Forty-six years after his international debut, Yefim Bronfman was back with the Orchestre symphonique de Montréal this time to perform Beethoven's Third Piano Concerto. In 1975, the Orchestre symphonique de Montréal's Music Director Emeritus, Zubin Mehta, invited the then Israeli teenage piano sensation to share the billing with him on a return engagement with his former Montreal orchestra. In the ensuing decades, Bronfman has established himself as a top tier world class pianist.

Yefim Bronfman and the Orchestre symphonique de Montréal
© Antoine Saito (2019)
 

An OSM audience was rewarded once again, as Bronfman turned in a breathtaking performance. The orchestra, in the capable hands of guest conductor, Thomas Søndergård, gave a polished rendition of the initial theme of this concerto. Nonetheless, the music-making was taken to a heightened level with the entrance of Bronfman's solo voice, which excelled in both powerful marcato as well as florid lyrical passages. The balance between piano and orchestra was consistently fine tune, a credit to both conductor and soloist. Bronfman's attention to the lovely inner voices of this concerto contributed significantly to the expressiveness of his interpretation. Important timpani passages at the end of the opening movement were adroitly handled and the piano opening of the second movement was gorgeously played. Woodwind and string sections rose to the occasion in answering Bronfman with exquisite renderings of Beethoven's magnificent slow movement melodies. In the finale, he set a sprightly, but not frenetic, tempo which suited the character of the music (there was also some nice solo clarinet work here). Overall, a laudable degree of symbiosis was attained between orchestra and soloist. Both forces were sensitive to the other's playing, resulting in a spontaneous interpretation that lifted the music off the page. Beyond a doubt, the OSM brought their A-game to this collaboration.

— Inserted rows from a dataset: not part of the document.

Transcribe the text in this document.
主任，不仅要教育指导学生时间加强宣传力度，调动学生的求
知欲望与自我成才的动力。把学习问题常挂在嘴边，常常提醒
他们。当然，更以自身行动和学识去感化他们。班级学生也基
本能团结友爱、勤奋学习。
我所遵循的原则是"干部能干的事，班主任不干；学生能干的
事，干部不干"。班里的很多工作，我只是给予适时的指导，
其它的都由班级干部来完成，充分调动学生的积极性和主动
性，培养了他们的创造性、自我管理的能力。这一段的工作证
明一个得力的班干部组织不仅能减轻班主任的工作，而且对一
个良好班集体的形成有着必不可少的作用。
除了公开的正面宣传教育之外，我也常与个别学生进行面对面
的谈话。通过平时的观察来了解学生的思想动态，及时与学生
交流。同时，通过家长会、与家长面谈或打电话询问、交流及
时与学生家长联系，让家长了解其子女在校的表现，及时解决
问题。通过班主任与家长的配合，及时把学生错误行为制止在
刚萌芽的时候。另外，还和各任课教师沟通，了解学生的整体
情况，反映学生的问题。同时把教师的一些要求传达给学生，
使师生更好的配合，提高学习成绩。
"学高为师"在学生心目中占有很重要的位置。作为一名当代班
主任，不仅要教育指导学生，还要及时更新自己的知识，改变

Next was the premiere of Precipice, an OSM commission by American composer Dorothy Chang, who is currently on faculty at Vancouver's University of British Columbia. The palette of percussion section sonorities employed added a great deal to the evocation of an array of contrasting moods. In the reverberant acoustic of this hall, the percussion section became overpowering during the work's turbulent sections. Once again, the orchestra turned in a solid, well-rehearsed performance.

Maestro Søndergård afforded himself well in the Fifth Symphony of Sibelius. His thorough command of the score enabled him to elicit some lovely phrasing from the musicians, although in the middle movement, the pizzicato playing of the strings was marred by occasional rhythmic issues. The final movement of this symphony is a jewel of early 20th-century orchestral repertoire. The pairs of French horns heralding this movement's famous theme could have matched more closely, both in sonority and articulation. Overall though, with the recent addition of some new personnel, the OSM's brass section is sounding better than ever. Technical challenges in this movement were handled with aplomb by the full string section. The well-spaced short notes that conclude this work were spot on together – no easy feat. This made for a dramatic conclusion to the concert.

 Based on the warm audience reaction afforded this performance, it is safe to conclude that  Montrealers would welcome a return visit by Thomas Søndergård.